Mild consolation for savers as inflation falls

Mild consolation for savers as inflation falls

Category: Savings

Updated: 15/06/2010
First Published: 15/06/2010

This article was correct at the time of publication. It is now over 6 months old so the content may be out of date.
Long suffering savers were given some brief respite today as it was announced that inflation has fallen from April's 17 month high.

The Consumer Price Index fell from 3.70% to 3.40% in May, although that is still way above the Government's target of 2%, and a level that is having an adverse effect on a number of savings pots.

The wider rate of inflation, the Retail Prices Index, also fell, from 5.3% to 5.1%.

A basic rate tax payer would need to find an account paying 4.25% to combat the effects of inflation, and there are 27 accounts on the market that do so, although the majority require savers to sign up for a longer term, riskier product.

Having to find an account paying a markedly higher rate of 5.67%, tax payers paying a higher rate of tax have an even harder task on their hands.

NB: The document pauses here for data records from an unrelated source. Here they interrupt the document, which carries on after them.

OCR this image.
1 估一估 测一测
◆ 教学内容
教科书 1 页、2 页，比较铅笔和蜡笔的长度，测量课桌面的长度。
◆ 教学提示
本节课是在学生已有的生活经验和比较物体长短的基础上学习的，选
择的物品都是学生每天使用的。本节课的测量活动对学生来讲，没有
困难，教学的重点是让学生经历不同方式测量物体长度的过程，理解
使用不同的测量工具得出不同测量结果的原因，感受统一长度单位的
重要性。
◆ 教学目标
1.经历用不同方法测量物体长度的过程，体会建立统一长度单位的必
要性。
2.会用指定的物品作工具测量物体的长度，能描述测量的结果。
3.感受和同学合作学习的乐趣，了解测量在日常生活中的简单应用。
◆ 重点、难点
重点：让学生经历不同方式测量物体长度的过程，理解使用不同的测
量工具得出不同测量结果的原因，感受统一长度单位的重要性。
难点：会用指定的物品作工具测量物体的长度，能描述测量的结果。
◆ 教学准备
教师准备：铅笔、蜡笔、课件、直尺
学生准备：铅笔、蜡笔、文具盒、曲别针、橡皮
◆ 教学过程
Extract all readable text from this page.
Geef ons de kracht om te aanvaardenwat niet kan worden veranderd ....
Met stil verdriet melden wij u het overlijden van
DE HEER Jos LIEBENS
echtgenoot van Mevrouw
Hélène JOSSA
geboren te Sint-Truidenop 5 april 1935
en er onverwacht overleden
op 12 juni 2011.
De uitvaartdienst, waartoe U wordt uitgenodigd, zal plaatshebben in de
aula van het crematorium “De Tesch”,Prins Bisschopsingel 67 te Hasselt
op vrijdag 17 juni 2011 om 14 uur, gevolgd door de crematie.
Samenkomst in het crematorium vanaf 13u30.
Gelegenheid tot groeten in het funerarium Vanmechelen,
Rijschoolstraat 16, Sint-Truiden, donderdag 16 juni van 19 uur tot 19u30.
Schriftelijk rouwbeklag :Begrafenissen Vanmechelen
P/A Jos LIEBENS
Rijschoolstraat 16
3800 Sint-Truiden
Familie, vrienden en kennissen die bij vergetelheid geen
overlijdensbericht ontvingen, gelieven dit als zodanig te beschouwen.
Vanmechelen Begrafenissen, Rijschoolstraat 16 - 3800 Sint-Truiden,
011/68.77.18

Those that rely on their savings to supplement their income have been hardest hit by the high level of inflation that has typified recent months.

While the Bank of England has targeted getting RPI down to 2% in the next two years, the measure could still fluctuate either way in the short term.

"Savers will be hoping that inflation does not peak too high, but they could be rewarded with a rise in bank base rate and better savings rates," commented Darren Cook, spokesperson for

Today's fall was largely dictated by falls in the prices of food and non-alcoholic drinks, said the Office for National Statistics.

A slow down in the rise in fuel prices also contributed to the fall.

Amongst the accounts which pay more than the 4.25% needed for basic rate tax payers are five year bonds from ICICI Bank, which offers 5%, and the State Bank of India, offering 4.50%.